Paul Otlet foi um dos primeiros cientistas a publicar um trabalho sistematizado sobre Ciência da Informação e, sobretudo, Documentação (à sua época chamado de Bibliologia e, posteriormente, Documentação). Em sua obra chamada Traité de Documentation, lançada em 1934, ele demonstrou pensamentos e conceitos bastante avançados para sua época, como o Princípio da Monografia e o conceito da Rede de Conhecimento Universal, que, segundo o que ele apresentou, seria algo bastante similar ao modelo de internet que usamos nos dias de hoje.
Quando começa a falar a respeito do Princípio da Monografia, começa dizendo que “cada elemento intelectual de um livro é incorporado num elemento material correspondente”. Transpondo “elemento intelectual” como informação e “elemento material” como suporte, temos uma grande semelhança com um dos conceitos mais fundamentais da Arquivologia: o conceito de documento, vulgarmente conhecido como informação+suporte.
Outra aproximação com a arquivologia é o que ele define como objeto de estudo: o livro em sentido amplo que engloba, além do livro propriamente dito, o telégrafo, telefone, rádio, televisão, cinema, e discos. Apesar de discorrer a todo o momento como livro, deve-se ter em mente que ele considera também a existência dessas mídias. Todavia, a maioria dos procedimentos que ele apresenta são inaplicáveis aos documentos iconográficos, cabendo basicamente aos livros em sentido restrito.
Além do mais, ele trata as novas mídias como simples substitutas dos livros. Dessa forma, não se considera o potencial informacional de mídias que armazenam imagens em movimento, que podem ser mais ricas que mídias que suportam apenas imagens estáticas. Reduzir o Cinema a simples substituto dos livros é, de certa forma, um desprezo com uma linguagem totalmente distinta, que pode gerar documentos de grande peculiaridade e tão valorosos quanto os tradicionais documentos em suporte papel. Entretanto, Otlet acerta em cheio quando estuda a sistematização da organização da informação. Ele foi responsável pela criação da CDU, ferramenta ainda usada para a classificação de livros e que serviu de base para elaboração dos códigos de classificação de documentos arquivísticos.

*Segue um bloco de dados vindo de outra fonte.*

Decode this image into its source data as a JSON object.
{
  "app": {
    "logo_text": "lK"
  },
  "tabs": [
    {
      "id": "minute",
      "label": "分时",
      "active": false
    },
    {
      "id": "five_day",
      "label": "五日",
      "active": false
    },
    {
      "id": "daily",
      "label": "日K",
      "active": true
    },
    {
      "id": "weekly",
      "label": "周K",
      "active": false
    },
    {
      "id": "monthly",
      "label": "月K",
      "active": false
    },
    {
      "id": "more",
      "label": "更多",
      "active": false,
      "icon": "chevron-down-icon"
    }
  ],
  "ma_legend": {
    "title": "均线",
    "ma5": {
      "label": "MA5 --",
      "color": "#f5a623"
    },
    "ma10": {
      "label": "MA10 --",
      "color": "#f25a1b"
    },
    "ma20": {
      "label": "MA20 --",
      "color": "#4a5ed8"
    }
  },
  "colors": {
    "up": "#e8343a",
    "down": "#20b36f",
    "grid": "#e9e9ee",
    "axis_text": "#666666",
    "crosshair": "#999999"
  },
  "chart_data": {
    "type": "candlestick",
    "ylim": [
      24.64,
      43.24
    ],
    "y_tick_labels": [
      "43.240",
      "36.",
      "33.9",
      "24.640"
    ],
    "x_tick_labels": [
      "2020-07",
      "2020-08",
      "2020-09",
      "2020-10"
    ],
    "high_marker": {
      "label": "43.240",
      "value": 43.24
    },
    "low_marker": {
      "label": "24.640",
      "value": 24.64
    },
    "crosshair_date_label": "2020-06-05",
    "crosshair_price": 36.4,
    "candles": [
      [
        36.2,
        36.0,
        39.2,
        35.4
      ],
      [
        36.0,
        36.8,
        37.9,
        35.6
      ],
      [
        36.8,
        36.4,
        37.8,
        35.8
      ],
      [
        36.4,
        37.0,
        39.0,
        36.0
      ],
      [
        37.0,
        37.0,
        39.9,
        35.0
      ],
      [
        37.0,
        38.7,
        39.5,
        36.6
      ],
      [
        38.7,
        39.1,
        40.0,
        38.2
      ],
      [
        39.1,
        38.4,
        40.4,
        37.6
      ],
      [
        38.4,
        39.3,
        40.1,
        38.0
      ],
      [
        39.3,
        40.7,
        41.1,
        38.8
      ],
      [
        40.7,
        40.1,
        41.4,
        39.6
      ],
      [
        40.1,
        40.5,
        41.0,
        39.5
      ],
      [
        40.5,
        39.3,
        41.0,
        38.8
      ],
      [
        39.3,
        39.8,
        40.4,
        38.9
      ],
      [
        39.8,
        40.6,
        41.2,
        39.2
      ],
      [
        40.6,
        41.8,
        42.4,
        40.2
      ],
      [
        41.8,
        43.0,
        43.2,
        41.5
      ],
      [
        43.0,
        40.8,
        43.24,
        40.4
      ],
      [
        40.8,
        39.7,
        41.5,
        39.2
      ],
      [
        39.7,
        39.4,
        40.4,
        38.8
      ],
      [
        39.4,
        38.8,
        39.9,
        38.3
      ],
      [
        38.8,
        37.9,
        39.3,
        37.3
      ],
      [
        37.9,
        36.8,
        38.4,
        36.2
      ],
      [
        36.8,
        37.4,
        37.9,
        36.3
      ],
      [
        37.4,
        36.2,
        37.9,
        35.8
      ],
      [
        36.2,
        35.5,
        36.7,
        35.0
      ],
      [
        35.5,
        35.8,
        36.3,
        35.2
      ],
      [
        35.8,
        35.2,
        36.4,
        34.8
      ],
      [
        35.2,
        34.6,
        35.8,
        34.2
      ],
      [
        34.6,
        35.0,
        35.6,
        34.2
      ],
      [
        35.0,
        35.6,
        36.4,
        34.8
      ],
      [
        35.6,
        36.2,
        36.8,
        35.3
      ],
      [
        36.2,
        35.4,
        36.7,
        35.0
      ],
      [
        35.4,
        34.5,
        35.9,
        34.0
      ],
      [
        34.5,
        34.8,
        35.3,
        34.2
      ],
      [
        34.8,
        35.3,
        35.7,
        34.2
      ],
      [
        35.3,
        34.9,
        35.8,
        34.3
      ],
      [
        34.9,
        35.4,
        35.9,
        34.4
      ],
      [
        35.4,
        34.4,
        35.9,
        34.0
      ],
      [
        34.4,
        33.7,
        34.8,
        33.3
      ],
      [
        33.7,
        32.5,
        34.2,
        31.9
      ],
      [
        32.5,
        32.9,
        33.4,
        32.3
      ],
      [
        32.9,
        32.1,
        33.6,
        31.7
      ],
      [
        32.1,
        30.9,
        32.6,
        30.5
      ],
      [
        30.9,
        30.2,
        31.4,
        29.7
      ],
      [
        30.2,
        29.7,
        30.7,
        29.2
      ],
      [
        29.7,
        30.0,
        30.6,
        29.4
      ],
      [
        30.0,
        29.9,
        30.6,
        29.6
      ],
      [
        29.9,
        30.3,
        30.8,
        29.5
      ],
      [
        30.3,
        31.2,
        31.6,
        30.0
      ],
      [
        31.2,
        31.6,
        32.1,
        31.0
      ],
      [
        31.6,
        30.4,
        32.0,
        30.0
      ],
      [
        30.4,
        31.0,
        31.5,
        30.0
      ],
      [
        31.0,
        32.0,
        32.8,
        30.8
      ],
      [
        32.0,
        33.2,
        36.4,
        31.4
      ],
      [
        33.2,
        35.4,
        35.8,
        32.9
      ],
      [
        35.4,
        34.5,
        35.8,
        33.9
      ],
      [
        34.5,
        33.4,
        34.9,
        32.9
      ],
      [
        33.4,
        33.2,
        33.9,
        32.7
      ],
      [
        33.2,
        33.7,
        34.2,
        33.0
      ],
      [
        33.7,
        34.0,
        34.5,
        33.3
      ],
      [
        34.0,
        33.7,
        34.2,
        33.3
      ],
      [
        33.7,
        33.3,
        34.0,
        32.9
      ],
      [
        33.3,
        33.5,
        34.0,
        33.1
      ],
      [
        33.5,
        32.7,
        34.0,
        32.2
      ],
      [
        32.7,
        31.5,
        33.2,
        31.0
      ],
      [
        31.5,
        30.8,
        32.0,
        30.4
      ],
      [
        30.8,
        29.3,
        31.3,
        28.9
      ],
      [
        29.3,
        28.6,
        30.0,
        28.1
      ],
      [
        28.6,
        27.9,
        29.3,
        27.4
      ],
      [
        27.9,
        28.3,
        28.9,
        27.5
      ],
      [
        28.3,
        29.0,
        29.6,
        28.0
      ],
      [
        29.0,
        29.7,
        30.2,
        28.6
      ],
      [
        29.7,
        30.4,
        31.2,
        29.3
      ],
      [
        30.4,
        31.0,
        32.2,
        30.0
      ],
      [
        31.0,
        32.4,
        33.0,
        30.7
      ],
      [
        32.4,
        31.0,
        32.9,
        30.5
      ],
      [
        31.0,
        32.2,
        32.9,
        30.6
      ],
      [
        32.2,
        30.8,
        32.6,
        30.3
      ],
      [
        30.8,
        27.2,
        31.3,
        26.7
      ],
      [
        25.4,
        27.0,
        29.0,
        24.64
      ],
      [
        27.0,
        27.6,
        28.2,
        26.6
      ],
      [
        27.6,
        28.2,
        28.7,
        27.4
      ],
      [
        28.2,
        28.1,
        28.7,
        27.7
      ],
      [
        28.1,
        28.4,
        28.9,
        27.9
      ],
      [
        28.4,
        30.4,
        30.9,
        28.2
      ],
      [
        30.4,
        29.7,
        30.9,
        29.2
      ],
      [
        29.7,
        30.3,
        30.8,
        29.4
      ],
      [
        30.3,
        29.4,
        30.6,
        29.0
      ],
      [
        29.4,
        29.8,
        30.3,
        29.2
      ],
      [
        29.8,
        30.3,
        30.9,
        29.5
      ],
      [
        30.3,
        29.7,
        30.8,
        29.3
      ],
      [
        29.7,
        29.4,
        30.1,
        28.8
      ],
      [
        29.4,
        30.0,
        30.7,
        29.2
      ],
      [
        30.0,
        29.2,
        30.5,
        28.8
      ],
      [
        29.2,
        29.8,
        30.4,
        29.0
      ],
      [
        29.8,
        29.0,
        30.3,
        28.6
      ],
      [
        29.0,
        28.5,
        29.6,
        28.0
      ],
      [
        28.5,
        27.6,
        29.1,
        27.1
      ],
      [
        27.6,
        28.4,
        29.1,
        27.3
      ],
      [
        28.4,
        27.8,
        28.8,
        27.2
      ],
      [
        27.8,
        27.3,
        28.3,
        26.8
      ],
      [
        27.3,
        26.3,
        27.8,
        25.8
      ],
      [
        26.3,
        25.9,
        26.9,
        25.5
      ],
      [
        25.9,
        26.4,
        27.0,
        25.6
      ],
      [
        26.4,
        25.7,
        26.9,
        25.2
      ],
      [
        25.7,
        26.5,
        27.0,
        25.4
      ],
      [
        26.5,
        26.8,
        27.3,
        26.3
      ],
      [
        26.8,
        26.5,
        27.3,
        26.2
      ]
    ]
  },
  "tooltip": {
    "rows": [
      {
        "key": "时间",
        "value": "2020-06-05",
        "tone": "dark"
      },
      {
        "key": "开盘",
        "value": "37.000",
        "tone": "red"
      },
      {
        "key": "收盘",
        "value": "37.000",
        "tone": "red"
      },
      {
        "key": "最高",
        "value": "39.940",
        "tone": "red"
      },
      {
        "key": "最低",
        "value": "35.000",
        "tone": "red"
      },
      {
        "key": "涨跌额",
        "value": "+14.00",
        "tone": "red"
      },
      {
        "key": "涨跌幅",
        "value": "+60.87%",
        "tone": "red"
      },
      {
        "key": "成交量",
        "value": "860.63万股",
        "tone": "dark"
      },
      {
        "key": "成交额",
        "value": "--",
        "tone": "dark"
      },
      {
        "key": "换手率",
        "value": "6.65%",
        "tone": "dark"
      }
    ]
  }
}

A Ciência da Informação em geral ignoram o valor das informações acumuladas de forma orgânica contida nos documentos de arquivo. A análise informacional costuma ficar a título de informação cultural, construção do conhecimento, tratamento sistemático de dados, geração de nova informação a partir da junção de informações, entre outras. Todas estas atividades podem ser contempladas nas atividades arquivísticas, mas a teoria não contempla conceitos preponderantes aos arquivos, como informação estratégica e memória pessoal e/ou institucional tendo por base os documentos. Mesmo sem citar claramente o universo arquivístico, as seguintes citações de Paul Otlet são perfeitamente aplicáveis à Arquivologia:
No plano da aplicação técnica “deve utilizar regras que englobem todo o ciclo de vida do documento” e “interpreta-se a documentação como uma “ciência” que organiza os documentos, encarados como materializações da ação da inteligência humana sobre a realidade. Compete à documentação estabelecer métodos para a seleção e o tratamento dos “dados intelectuais” encaixando-os no “quadro sistemático das ciências” (OTLET, 1934, p.25) para que possam ser acessados. Em outras palavras, à documentação compete tratar o conteúdo dos documentos, a informação.
sendo claramente possível que esta informação supracitada seja a informação arquivística.
Porém, como seria possível aplicar o tratamento técnico instituído por Paul Otlet aos documentos de arquivo em suportes magnéticos? Sua Rede de Informações seria capaz de comportar documentos deste tipo. É bem verdade que, à época, era impossível pensar numa estrutura que desse a possibilidade de um pesquisador ter acesso a um documento filmográfico individualmente, durante sua pesquisa. Mas sua rede de informação claramente contemplava apenas documentos textuais.
Levando-se em consideração que os documentos de arquivos são documentos acumulados no decorrer das atividades de uma pessoa (seja ela física ou jurídica) e podem estar registrados nos mais variados suportes, o arquivo pessoal de um cineasta seria impossível de ser abarcado pelas teorias de Otlet. O contexto de produção destes documentos se torna primordial para a organização e representação mais adequada destes documentos. Cabe aos Arquivistas delimitar as fronteiras entre a Arquivologia e Ciência da Informação, adaptando conceitos quando necessário e buscando criar novos que correspondam à realidade arquivística.